In short, not much government at all.
Sort of a negative space.
Something more explored in art than geo-politics.
The Conservatives have their knickers in a twist — do I have that precious expression right? —because David Cameron, the genius who called the Brexit referendum, is resigning, and Boris Johnson, his rival for leadership of the Tories, is backpedalling fast as he can.
(Johnson, a classical scholar, has even been heard reciting Latin verses in reverse, and some ancient Greek, likewise.)
On the Labor side, turns out Jeremy Corbyn, the party's leader, didn't really fight to stay in the EU — too many worries about globalization innit — and is hemmed in by loud-mouthed Laborite anti-Semites who can't keep their opinions muted, in keeping with the usual conventions of English restraint.
No!
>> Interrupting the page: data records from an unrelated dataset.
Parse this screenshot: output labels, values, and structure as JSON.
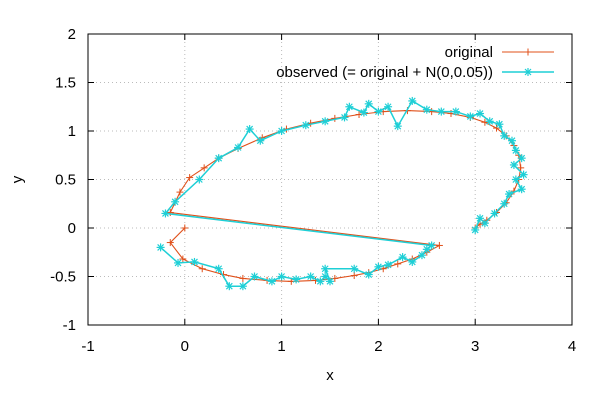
{
  "chart_data": {
    "type": "line",
    "xlabel": "x",
    "ylabel": "y",
    "xlim": [
      -1,
      4
    ],
    "ylim": [
      -1,
      2
    ],
    "xticks": [
      "-1",
      "0",
      "1",
      "2",
      "3",
      "4"
    ],
    "yticks": [
      "-1",
      "-0.5",
      "0",
      "0.5",
      "1",
      "1.5",
      "2"
    ],
    "grid": true,
    "legend_position": "top-right",
    "series": [
      {
        "name": "original",
        "color": "#e0501a",
        "marker": "plus",
        "points": [
          [
            0.0,
            0.0
          ],
          [
            -0.15,
            -0.15
          ],
          [
            -0.02,
            -0.32
          ],
          [
            0.18,
            -0.42
          ],
          [
            0.4,
            -0.48
          ],
          [
            0.6,
            -0.52
          ],
          [
            0.85,
            -0.54
          ],
          [
            1.1,
            -0.55
          ],
          [
            1.35,
            -0.54
          ],
          [
            1.55,
            -0.52
          ],
          [
            1.75,
            -0.49
          ],
          [
            1.9,
            -0.46
          ],
          [
            2.05,
            -0.42
          ],
          [
            2.2,
            -0.37
          ],
          [
            2.35,
            -0.32
          ],
          [
            2.5,
            -0.25
          ],
          [
            2.63,
            -0.18
          ],
          [
            -0.15,
            0.16
          ],
          [
            -0.05,
            0.37
          ],
          [
            0.05,
            0.52
          ],
          [
            0.2,
            0.62
          ],
          [
            0.35,
            0.72
          ],
          [
            0.55,
            0.82
          ],
          [
            0.8,
            0.93
          ],
          [
            1.05,
            1.02
          ],
          [
            1.3,
            1.08
          ],
          [
            1.55,
            1.13
          ],
          [
            1.8,
            1.17
          ],
          [
            2.05,
            1.2
          ],
          [
            2.3,
            1.21
          ],
          [
            2.55,
            1.2
          ],
          [
            2.75,
            1.18
          ],
          [
            2.95,
            1.14
          ],
          [
            3.1,
            1.09
          ],
          [
            3.22,
            1.03
          ],
          [
            3.32,
            0.95
          ],
          [
            3.4,
            0.85
          ],
          [
            3.45,
            0.75
          ],
          [
            3.47,
            0.62
          ],
          [
            3.45,
            0.5
          ],
          [
            3.4,
            0.38
          ],
          [
            3.32,
            0.26
          ],
          [
            3.22,
            0.16
          ],
          [
            3.12,
            0.08
          ],
          [
            3.05,
            0.04
          ],
          [
            3.0,
            0.0
          ]
        ]
      },
      {
        "name": "observed (= original + N(0,0.05))",
        "color": "#1ecfd6",
        "marker": "star",
        "points": [
          [
            -0.25,
            -0.2
          ],
          [
            -0.07,
            -0.36
          ],
          [
            0.1,
            -0.35
          ],
          [
            0.35,
            -0.42
          ],
          [
            0.46,
            -0.6
          ],
          [
            0.6,
            -0.6
          ],
          [
            0.72,
            -0.5
          ],
          [
            0.9,
            -0.55
          ],
          [
            1.0,
            -0.5
          ],
          [
            1.15,
            -0.53
          ],
          [
            1.3,
            -0.5
          ],
          [
            1.4,
            -0.55
          ],
          [
            1.45,
            -0.5
          ],
          [
            1.5,
            -0.55
          ],
          [
            1.45,
            -0.42
          ],
          [
            1.75,
            -0.42
          ],
          [
            1.9,
            -0.48
          ],
          [
            2.0,
            -0.4
          ],
          [
            2.1,
            -0.38
          ],
          [
            2.25,
            -0.3
          ],
          [
            2.35,
            -0.35
          ],
          [
            2.45,
            -0.28
          ],
          [
            2.5,
            -0.22
          ],
          [
            2.55,
            -0.18
          ],
          [
            -0.2,
            0.15
          ],
          [
            -0.1,
            0.27
          ],
          [
            0.15,
            0.5
          ],
          [
            0.35,
            0.72
          ],
          [
            0.55,
            0.83
          ],
          [
            0.67,
            1.02
          ],
          [
            0.78,
            0.9
          ],
          [
            1.0,
            1.0
          ],
          [
            1.25,
            1.06
          ],
          [
            1.45,
            1.1
          ],
          [
            1.65,
            1.14
          ],
          [
            1.7,
            1.25
          ],
          [
            1.85,
            1.19
          ],
          [
            1.9,
            1.28
          ],
          [
            2.0,
            1.2
          ],
          [
            2.1,
            1.25
          ],
          [
            2.2,
            1.05
          ],
          [
            2.35,
            1.31
          ],
          [
            2.5,
            1.22
          ],
          [
            2.65,
            1.2
          ],
          [
            2.8,
            1.2
          ],
          [
            2.95,
            1.15
          ],
          [
            3.05,
            1.18
          ],
          [
            3.15,
            1.1
          ],
          [
            3.25,
            1.07
          ],
          [
            3.3,
            0.95
          ],
          [
            3.38,
            0.9
          ],
          [
            3.42,
            0.8
          ],
          [
            3.48,
            0.72
          ],
          [
            3.4,
            0.65
          ],
          [
            3.5,
            0.55
          ],
          [
            3.42,
            0.5
          ],
          [
            3.48,
            0.4
          ],
          [
            3.35,
            0.35
          ],
          [
            3.3,
            0.25
          ],
          [
            3.2,
            0.15
          ],
          [
            3.1,
            0.05
          ],
          [
            3.05,
            0.1
          ],
          [
            3.0,
            -0.02
          ]
        ]
      }
    ]
  }
}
Now it's all Protocols of the Elders of Zion, whot! (Is this a correct use of "whot"? Or would an all-purpose "innit" have done as well?)
It's kind of fun to see Brits being unintentionally funny. The UK is being broken back not to Little England, as C.S. Lewis might have fondly described it, or as Frodo, hero of the little people, defended it, in the LOR sagas, but to Monty Python England, Angle Terre the ridiculous, England the absurd.
"Can I to tawk to Missus Sawtre, please."
"What, won't take my cawl? Well bugger the French."
Not to mention the Germans, Poles, Italians, Belgians, and whomever didn't grow up speaking the King's.
There are some who think the Jabberwocky —not the Jabberwocky personally given his termination suffered at the hand of the fiendish beamish boy — should rise up and claim their proper place in a dissolving Angleterre.
That vorpal sword branished by beamish boy? One idea is it goes to Brussels.